29 October 2009

"Bonfire of the Profanities" this Halloween

A Baptist church in North Carolina that accepts only the first King James version of the Bible is planning to burn "satanical" works such as "the New Revised Version Bible, the American Standard Version Bible, and even the New King James Version."
As well as inappropriate translations from the original Hebrew and Aramaic, the pastor and his associates will be burning books by various Christian authors, as well as music of every genre.

[We will be burning] books by a lot of different authors who we consider heretics, such as Billy Graham, Rick Warren… the list goes on and on,” Pastor Grizzard told reporters. 
I'll defer any commentary.


  1. Another day, another pseudo-Christian nutjob in the news, er, in outlets that go for cheap outrage. *Yawn*

    People like this exist in most religions, and in their own little cults. It's nothing new and doesn't reflect on... anything, really. If you want to dig into the long-standing and complicated debate about translations of the Bible, there's some interesting stuff there. But somehow I doubt this particular nut has anything worth adding to the conversation.

    1. Agreed. I reviewed an interesting book on that subject four years ago -


  2. A friend of mine is in a similar church. I even went there for about a year. They're nice enough people but they're obsessed with the purity of their own version of Christianity... so they have the 'correct' book, the 'correct' formula for baptism, the 'correct' dress-code, the 'correct' definition of who God is (hint: NOT the trinity). It's all pretty stressful and cult-like... as members keep a close watch over each other for who might be 'backsliding'.
    It's all about feeling like they have some special revelation... about demonizing anyone outside their tiny worldview.
    Just last night I heard my friend telling her kids, "Yes, the Jews are the people that killed Jesus."
    We argued for a bit, then I left.

    1. A relevant quote from The Thousand Autumns of Jacob deZoet:

      "Oh. Well, as my friend the dean observes," Marinus says, leaning on the rail, "we have just enough religion to make us hate, but not enough to make us love..." (p. 395)

  3. This might be a nuthob thing. Or this might actually be more sublime a plan than it seems at face value:

    The different reactions in the christian world as compared to what would happen in the muslim world if they were to burn quorans will be telling; also the reactions of international politicians who will most probably not condemn this and demand apologies by US officials...

    But let's see what happens.

  4. Replies
    1. I hadn't noticed that. Wonder why it ran in the Telegraph today? In any case, tx for the heads-up - I've moved the post back to 2009 in the blog.
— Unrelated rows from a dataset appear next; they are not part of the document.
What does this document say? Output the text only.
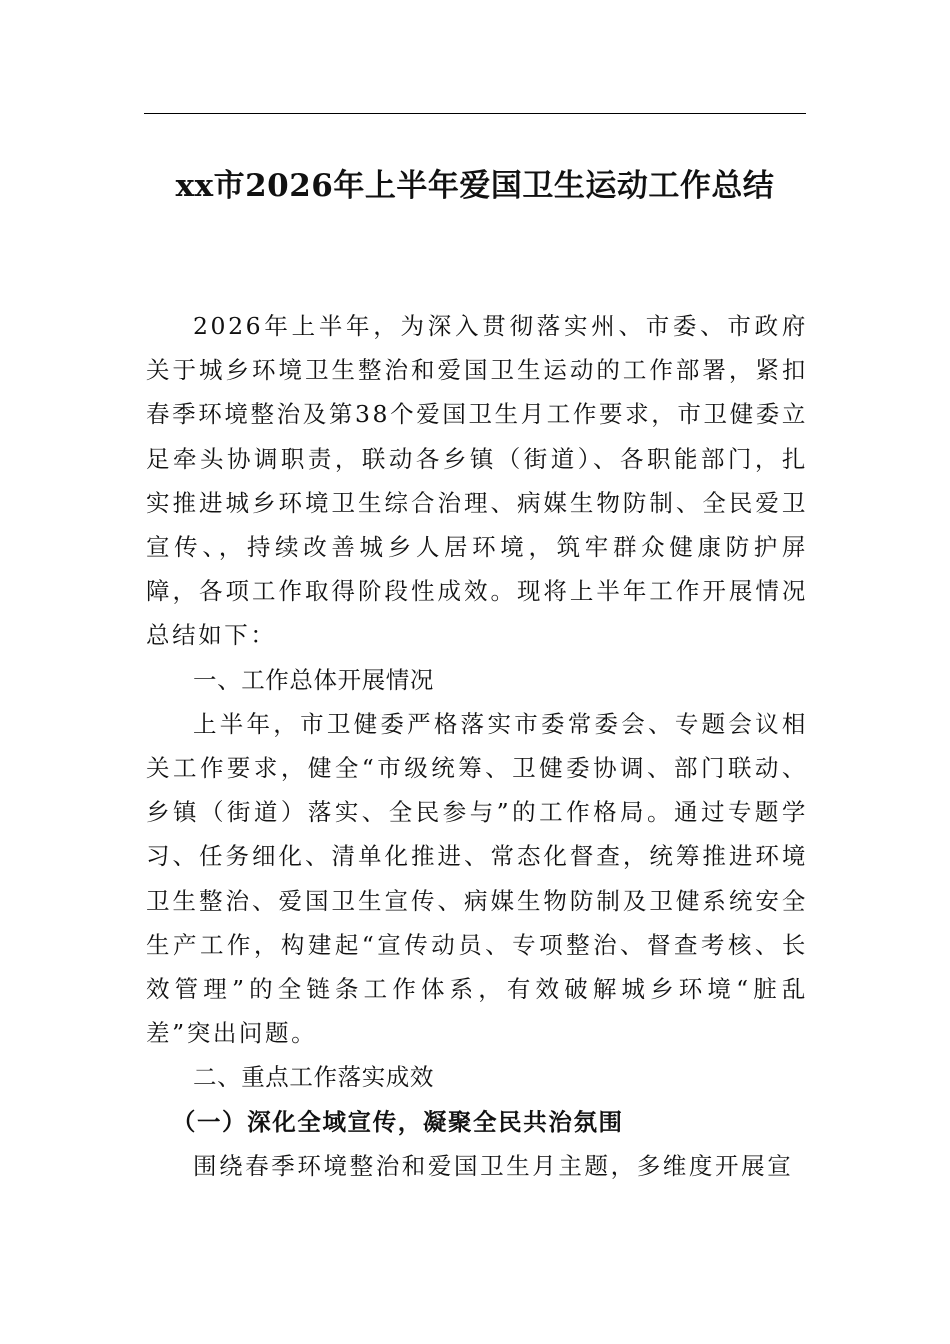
xx市2026年上半年爱国卫生运动工作总结

2026年上半年，为深入贯彻落实州、市委、市政府关于城乡环境卫生整治和爱国卫生运动的工作部署，紧扣春季环境整治及第38个爱国卫生月工作要求，市卫健委立足牵头协调职责，联动各乡镇（街道）、各职能部门，扎实推进城乡环境卫生综合治理、病媒生物防制、全民爱卫宣传、，持续改善城乡人居环境，筑牢群众健康防护屏障，各项工作取得阶段性成效。现将上半年工作开展情况总结如下：

一、工作总体开展情况

上半年，市卫健委严格落实市委常委会、专题会议相关工作要求，健全“市级统筹、卫健委协调、部门联动、乡镇（街道）落实、全民参与”的工作格局。通过专题学习、任务细化、清单化推进、常态化督查，统筹推进环境卫生整治、爱国卫生宣传、病媒生物防制及卫健系统安全生产工作，构建起“宣传动员、专项整治、督查考核、长效管理”的全链条工作体系，有效破解城乡环境“脏乱差”突出问题。

二、重点工作落实成效

（一）深化全域宣传，凝聚全民共治氛围

围绕春季环境整治和爱国卫生月主题，多维度开展宣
  5. Regardless of whether it's from 2009 or not, as a fairly hard-line Christian myself (some people call my church a cult) hearing people do things like this makes me upset and disappointed.

    Our whole job as Christians is to a) get 'saved' by the Holy Spirit and stay faithful so we can get into God's Kingdom and b) tell others how they can do the same (by being good ambassadors and examples for God). How does burning books get people saved? What's the point? If anything it would be more likely to turn people off 'yep, there's another Christian nutjob'. The New Testament age (which is what we are still part of) preaches love, not intolerance.

    Yes the bible is good to use an example of how to lead our lives, but ultimately as the bible says if you are saved God's word is written in our hearts - whether you use one translation or another is ultimately irrelevant. Peter and Paul and the other apostles only had parts of the Old Testament yet they were still able to do the right thing based on guidance from God through the word written in their hearts. To me if you need to burn books and CD's to feel more Godly then you are doing it wrong.